As the Corcyrean stasis later in the same book shows, if you’re in a fundamentally divided society it’s rational to act on that knowledge – those who carried on trying to be moderate and rational got stomped by both sides – while at the same time such a course of action makes the triumph of factionalism ever more likely. But the Athens of the Mytilene Debate isn’t yet at that point; Diodotus’ rhetoric is certainly manipulative, but it doesn’t entirely descend to Cleon’s level – it’s just streetwise enough to pitch the argument in a way that might appeal to his listeners, in a way the Remain campaign certainly wasn’t.
This isn’t one of those regular pleas to listen to Very Real Concerns and then develop a policy that offers a cuddly, more liberal racism. Perhaps the campaign to reverse Brexit needs alternative ways of appealing to some of those people (that seems to be the basis of the overall Labour Party approach, even at the expense of not consistently opposing Brexit); perhaps it needs a pragmatic decision that some of them are currently unreachable without completely abandoning the higher ground, if then. Diodotus didn’t need to persuade everyone (and he failed to do so), just enough; and he did this in part by understanding the appeal of Cleon’s arguments and finding ways of not saying that people were stupid to have been persuaded by them.
We are Nicias; we failed to persuade the country not to throw itself off a cliff, partly because of an irresistible public mood but also because our one arguments weren’t good enough. But whereas Nicias then accepted the role of trying to make a doomed enterprise work – it is May, isn’t it? – our goal is still to try to stop the expedition sailing, and failing that to limit its effects. And to go that we have to admit our failures, to foresee events or get desperate enough to campaign properly or find the right tone and messages. Part of us, I suspect, still wants people to admit that they were wrong; but that’s not only unlikely, it’s an impediment to any hope of getting them to choose differently now and in future…
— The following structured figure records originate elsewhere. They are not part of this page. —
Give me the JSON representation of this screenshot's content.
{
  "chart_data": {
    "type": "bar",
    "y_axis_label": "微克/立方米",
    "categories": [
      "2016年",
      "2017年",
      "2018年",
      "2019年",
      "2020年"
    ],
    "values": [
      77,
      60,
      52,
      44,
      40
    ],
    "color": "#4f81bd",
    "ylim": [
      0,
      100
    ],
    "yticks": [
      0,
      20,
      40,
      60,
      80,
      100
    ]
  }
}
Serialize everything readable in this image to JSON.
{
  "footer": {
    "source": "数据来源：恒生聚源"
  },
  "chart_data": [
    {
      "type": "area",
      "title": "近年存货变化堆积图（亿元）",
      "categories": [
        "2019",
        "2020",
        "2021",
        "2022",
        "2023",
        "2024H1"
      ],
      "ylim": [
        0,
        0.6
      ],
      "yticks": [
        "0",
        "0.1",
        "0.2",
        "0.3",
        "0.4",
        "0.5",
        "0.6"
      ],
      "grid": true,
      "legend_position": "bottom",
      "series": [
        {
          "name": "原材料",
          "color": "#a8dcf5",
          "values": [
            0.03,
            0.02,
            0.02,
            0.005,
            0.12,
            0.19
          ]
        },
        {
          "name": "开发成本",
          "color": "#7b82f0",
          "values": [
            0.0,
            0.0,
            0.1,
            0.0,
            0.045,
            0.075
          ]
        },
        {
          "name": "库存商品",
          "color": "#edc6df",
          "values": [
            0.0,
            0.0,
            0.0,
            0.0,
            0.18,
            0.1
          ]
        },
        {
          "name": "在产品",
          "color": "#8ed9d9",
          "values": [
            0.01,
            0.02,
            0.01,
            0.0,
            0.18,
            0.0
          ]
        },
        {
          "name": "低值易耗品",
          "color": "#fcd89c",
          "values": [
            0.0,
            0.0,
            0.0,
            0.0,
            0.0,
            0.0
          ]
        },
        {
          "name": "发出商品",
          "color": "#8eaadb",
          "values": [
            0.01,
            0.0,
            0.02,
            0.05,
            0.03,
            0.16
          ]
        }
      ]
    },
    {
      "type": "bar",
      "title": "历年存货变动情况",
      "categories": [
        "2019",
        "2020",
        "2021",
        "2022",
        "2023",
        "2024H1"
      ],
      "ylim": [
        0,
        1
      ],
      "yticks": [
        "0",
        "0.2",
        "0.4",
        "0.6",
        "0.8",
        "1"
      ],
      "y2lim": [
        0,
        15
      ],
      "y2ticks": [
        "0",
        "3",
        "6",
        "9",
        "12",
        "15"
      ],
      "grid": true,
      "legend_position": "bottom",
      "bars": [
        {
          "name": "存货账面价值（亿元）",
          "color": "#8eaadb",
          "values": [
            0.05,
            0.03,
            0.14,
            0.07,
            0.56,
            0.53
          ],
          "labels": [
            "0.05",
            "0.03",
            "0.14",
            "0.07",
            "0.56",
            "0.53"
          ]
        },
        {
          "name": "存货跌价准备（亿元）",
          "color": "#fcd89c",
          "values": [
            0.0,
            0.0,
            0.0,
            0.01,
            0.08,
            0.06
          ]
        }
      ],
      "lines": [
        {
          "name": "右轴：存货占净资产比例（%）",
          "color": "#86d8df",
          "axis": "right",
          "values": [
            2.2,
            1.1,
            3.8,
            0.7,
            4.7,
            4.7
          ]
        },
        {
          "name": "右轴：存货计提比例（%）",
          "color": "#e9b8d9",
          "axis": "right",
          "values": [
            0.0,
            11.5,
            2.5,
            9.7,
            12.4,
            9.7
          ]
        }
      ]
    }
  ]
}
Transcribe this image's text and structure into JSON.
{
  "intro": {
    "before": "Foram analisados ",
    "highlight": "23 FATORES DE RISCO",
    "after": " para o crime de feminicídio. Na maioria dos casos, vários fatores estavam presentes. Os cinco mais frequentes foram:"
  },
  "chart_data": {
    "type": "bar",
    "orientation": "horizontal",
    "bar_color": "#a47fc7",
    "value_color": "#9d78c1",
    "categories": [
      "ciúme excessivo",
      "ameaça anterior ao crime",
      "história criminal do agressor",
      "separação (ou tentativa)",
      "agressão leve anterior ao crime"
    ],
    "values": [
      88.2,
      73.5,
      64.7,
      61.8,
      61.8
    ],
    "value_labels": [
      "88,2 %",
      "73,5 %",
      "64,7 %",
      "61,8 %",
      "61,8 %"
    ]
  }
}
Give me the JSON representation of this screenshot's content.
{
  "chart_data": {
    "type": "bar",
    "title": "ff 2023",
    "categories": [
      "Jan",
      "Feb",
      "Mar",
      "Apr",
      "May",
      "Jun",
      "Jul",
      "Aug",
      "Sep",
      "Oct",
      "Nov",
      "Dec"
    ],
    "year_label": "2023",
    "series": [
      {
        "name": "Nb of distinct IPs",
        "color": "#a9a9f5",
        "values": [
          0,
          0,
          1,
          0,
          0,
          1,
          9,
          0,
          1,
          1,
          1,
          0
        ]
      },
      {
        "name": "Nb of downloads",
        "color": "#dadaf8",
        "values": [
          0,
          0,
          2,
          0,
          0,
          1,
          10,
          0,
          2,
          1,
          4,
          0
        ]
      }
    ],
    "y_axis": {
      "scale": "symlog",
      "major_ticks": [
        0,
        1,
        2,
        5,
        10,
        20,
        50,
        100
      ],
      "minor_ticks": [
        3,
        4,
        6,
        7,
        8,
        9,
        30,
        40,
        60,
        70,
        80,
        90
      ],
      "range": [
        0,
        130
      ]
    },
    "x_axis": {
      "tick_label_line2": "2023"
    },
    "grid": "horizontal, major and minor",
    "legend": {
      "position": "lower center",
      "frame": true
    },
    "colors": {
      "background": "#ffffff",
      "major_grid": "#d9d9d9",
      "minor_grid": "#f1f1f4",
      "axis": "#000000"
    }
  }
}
Incidentally, Victor Davis Hanson published a piece yesterday explaining how it’s the Left’s response to Trump that has destroyed all political consensus and civility and respect for law, just as at Corcyra. Yeah, right. The more usual reading, that Thucydides shows the spiralling dynamic of factionalism, as each side provokes the other into reaction – in the crudest way, both sides do it – is clearly liberal nonsense. It does highlight the same problem as with hardline Brexit supporters: Trumpists are not likely to abandon their support if that means admitting they were wrong in the first place. Hanson is clearly not in a place that can be reached through reasoned discourse; but opponents of Trump do need to think about how to reach others, less far gone, and speak to them not as a Nicias but as a Diodotus. That may not be a great choice, but it’s the one we’ve got.
I saw a moving theatrical performance of Thucydides in Greek in Athens last June. His words dramatized and contextualized by various actors revealed a human face of war. Your article reminds me of the power of his texts even thought Brexit is not a war. Thank you.
Re Mytilene, Thucydides of course makes it clear (3.36) that there had already been ‘a marked change of heart’ on the part of the Athenians, which Diodotus was then able to exploit. I suppose the question is whether, in spite of the deplorable state in which things now stand, there has really been ‘a marked change of heart’ among many of those who voted for Brexit.